A year before I was diagnosed with ADHD, I had no idea what it was, and six months before that, it had never once crossed my mind that I could have it. It all began with my friend Jane reaching out to me and telling me that I needed to check out this questionnaire she had been sent. It was used to get an idea of how a persons mind worked, to determine the likelihood that they had ADHD. 

Reading those eight pages changed my life. And I really mean it. It set me on a path of deep understanding and compassion for myself. Where previously I had spent the majority of my 32 years so frustrated by my struggles.
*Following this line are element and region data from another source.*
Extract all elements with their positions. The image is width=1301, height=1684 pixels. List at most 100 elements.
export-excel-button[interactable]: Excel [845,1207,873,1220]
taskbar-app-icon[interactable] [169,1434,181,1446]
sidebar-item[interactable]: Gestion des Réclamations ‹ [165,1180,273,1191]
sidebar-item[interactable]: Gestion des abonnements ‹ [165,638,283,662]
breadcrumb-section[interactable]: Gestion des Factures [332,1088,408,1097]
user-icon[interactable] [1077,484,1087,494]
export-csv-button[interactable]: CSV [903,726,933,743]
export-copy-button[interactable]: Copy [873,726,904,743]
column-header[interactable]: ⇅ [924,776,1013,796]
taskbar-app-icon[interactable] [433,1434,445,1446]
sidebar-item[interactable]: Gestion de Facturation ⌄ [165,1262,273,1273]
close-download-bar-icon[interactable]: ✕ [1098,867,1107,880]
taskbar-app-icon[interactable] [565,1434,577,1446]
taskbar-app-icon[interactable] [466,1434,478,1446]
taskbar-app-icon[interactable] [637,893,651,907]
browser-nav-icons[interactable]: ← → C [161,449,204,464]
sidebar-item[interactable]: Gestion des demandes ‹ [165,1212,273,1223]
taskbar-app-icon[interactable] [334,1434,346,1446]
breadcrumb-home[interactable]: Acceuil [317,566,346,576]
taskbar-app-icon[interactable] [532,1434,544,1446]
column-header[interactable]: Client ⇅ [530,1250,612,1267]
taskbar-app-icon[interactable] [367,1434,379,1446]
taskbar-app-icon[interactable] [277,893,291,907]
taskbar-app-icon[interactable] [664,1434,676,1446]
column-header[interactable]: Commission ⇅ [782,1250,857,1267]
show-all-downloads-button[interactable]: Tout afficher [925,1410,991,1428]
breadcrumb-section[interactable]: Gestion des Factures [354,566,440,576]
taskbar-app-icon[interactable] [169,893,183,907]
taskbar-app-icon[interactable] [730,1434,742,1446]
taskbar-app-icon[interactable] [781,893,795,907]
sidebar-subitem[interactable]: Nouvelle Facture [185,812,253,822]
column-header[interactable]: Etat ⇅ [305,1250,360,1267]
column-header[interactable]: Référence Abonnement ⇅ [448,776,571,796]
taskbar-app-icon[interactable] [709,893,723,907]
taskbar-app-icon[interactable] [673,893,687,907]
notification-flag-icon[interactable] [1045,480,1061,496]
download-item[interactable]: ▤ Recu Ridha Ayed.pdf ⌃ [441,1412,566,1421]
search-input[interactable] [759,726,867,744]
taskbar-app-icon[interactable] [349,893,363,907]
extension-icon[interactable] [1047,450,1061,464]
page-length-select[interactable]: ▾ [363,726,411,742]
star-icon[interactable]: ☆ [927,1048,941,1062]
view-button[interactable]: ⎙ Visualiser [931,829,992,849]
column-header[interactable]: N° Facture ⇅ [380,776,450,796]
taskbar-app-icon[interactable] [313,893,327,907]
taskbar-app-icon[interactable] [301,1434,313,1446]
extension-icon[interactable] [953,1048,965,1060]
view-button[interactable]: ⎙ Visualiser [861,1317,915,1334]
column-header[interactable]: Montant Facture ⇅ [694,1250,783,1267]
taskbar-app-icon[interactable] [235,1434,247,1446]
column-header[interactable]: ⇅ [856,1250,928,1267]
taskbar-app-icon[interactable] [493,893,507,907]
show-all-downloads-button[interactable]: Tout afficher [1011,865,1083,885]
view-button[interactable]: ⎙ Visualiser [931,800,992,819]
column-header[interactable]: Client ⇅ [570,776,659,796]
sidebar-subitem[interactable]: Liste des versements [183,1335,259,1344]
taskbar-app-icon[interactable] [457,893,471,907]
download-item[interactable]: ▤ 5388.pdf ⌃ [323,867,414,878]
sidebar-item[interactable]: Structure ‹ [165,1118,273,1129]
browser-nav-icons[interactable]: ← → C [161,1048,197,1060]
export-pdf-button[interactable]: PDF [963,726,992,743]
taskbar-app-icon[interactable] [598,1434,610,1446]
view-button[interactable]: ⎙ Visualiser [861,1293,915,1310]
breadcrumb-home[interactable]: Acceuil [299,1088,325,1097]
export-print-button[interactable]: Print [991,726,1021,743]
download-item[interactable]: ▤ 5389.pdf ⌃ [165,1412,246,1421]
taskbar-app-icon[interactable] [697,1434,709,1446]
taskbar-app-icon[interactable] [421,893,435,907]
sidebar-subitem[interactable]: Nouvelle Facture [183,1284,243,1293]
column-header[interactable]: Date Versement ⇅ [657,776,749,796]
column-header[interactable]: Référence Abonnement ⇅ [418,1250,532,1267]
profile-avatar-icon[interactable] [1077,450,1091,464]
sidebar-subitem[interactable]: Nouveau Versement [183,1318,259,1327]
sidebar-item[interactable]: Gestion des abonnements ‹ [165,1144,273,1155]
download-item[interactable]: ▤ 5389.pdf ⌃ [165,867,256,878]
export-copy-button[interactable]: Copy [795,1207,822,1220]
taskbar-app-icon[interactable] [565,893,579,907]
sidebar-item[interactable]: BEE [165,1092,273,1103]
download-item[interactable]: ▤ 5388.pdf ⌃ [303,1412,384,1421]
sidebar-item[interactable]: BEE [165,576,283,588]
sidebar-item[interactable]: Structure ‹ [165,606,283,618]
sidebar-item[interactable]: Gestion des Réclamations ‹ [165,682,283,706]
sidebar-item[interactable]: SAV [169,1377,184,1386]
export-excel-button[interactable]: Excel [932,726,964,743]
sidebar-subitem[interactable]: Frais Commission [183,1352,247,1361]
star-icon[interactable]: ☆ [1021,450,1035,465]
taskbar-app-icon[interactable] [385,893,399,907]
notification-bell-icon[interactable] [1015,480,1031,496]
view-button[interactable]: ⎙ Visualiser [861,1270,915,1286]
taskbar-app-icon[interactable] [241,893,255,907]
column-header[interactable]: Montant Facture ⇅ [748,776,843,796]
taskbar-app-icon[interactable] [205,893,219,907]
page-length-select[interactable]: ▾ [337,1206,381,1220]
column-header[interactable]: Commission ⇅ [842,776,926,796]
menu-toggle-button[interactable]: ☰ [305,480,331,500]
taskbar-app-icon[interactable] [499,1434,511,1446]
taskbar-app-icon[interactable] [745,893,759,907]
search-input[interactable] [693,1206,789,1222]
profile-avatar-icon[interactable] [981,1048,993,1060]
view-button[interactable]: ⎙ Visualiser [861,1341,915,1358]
  • Why can’t you start a task, until the last minute?
  • Why can’t you stay focused in classes that don’t interest you?
  • Why does it physically hurt you, and make you want to run away, and burn it all down, when people give you constructive feedback?
  • Why can’t you stay in a job for more than a year?
  • Why can you feel suddenly overstimulated in an environment that you were loving, 5 minutes ago?
  • Why are you so “all or nothing” about things?

I could go on.

Feeling Seen

Over the next few weeks, I accepted that I probably did have ADHD, and I jumped head first into all the Youtube videos, and Instagram accounts I could get my hungry little mitts on. Some might even say I hyperfocused. Wink, wink. A little ADHD humour for you. I also reached out to my doctor to get the ball rolling about seeking a diagnosis. I have to say that I was quite lucky with how fast I was able to be diagnosed. I did it through NHS Right to Choose, you still have to be referred by your doctor, but then you pick an independent body to assess you. That way youre not clogging up the system as much for others. When I was diganosed, I think the NHS waiting time was around 2 years. 

What if I don’t

I remember waiting for my psychiatrist to start our zoom call, and suddenly being incredibly nervous, for the last 6 months I had become more and more certain that I had ADHD, I had made peace with that. Suddenly I was so scared of him saying I didn’t, that would mean I was back to square one. Back to feeling alone, and confused. But to my relief he said almost immediately, “You’ve definitely got ADHD, you have actually got some of the highest scores I have seen in a while

Well we do aim to please, and if we’re gonna do something, its all or nothing at all. He later explained that my self deprecating humour and perfectionist procrastination were some top notch ADHD traits. 5 point to Gryffindor to meeee!